The actual ecosystem, embedded and running. Press Step Economy to advance the clock; Settle Claims to resolve outstanding ones; select an agent to inspect it. Watch scarcity active flip on when the resource pool tightens, and the averages — energy, reputation, claim survival — move in response. Everything is computed locally.
Each agent carries two stocks: energy (the resource it spends to act) and reputation (what others extend it on trust). Both rise and fall with how it behaves — the twin currencies of any governance.
Acting isn't free: filing a claim costs, and a claim must be settled or it starves. "Average claim survival" is the heartbeat — how long the system lets a demand stand before resolving it.
The resource pool is finite. When it tightens, scarcity active turns on and the society must choose what to pay — the moment governance stops being bookkeeping and starts being politics.
Agents remember who did what, grouped into factions — so today's settlement is shaped by yesterday's. Memory is what turns a crowd into a polity.
Trust isn't a snapshot; it has a history that can be replayed — how a reputation was earned or lost, step by step. The lineage, not just the score.

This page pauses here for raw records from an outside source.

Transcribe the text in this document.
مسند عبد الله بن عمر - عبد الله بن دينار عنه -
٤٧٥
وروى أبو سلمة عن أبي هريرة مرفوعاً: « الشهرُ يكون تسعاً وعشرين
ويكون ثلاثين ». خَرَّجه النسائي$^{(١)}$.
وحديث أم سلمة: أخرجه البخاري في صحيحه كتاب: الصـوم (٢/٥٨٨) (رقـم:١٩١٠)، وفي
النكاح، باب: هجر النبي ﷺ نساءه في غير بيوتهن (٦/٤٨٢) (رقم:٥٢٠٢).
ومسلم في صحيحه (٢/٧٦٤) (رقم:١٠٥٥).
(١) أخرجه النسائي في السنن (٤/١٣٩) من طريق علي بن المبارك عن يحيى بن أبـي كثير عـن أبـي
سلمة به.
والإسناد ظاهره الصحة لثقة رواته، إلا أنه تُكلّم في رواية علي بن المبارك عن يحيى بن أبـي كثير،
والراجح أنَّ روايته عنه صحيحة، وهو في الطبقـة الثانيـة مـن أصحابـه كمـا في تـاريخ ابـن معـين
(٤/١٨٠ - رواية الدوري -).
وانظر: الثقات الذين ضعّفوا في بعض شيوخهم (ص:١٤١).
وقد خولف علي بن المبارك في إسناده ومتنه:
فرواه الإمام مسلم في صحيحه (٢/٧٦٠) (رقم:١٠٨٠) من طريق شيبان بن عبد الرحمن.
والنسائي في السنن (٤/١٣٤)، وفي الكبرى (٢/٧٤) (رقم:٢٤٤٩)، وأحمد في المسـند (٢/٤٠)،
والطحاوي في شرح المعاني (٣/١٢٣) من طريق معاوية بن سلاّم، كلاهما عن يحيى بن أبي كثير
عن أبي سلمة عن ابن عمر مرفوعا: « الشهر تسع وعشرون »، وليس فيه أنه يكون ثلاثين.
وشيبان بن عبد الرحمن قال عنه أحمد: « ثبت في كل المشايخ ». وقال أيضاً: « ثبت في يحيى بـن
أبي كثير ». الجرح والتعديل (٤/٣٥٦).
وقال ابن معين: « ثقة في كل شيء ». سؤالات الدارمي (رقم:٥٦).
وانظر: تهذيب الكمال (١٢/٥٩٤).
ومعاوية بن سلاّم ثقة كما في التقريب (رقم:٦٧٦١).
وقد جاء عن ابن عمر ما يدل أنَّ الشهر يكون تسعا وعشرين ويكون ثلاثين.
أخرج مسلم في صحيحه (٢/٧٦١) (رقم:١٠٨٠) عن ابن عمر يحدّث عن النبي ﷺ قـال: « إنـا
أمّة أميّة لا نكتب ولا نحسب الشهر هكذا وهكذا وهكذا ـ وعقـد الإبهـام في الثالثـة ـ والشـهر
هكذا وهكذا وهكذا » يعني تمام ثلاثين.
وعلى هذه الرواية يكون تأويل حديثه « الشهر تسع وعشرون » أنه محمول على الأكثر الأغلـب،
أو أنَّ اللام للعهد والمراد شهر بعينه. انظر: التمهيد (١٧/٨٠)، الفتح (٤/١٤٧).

A shared world model the agents act on, and a ledger recording the run. The society is replayable: you can see how it got to its current state, not just what that state is.
The thesis. Governance is an economy of trust under scarcity — reputations and resources co-evolving as costed claims compete for a finite pool, with memory carrying the past into every settlement. Most governance models freeze that into a diagram; this one lets it run, so you can watch trust accrue, factions form, and scarcity force the hard choices. ⚑ It's the time-extended companion to ROOT0's single-decision game-theory engine — one watches a verdict, the other watches a society.
Two layers, held apart. What this is: a genuine, runnable, self-contained multi-agent model in which energy, reputation, costed claims, settlement, scarcity, faction memory, and a replayable trust-lineage all interact live — built deliberately across five versions and a faithful render of ROOT0's governance framework. What it is not: a validated economic or political simulation. The costs and payouts are illustrative, the agents are simple, and terms like "faction memory," "trust-lineage replay," and "claim survival" are David Lee Wise's designed vocabulary, not standard political-economy constructs. It makes no empirical claim about real institutions or markets — it is an architecture demo that argues, by running, that governance is best understood as a living economy of trust under scarcity. Read it for the legibility, not for predictions. ⚑ Render-not-invent: this page describes the ecosystem David built and flags exactly where the model is a toy.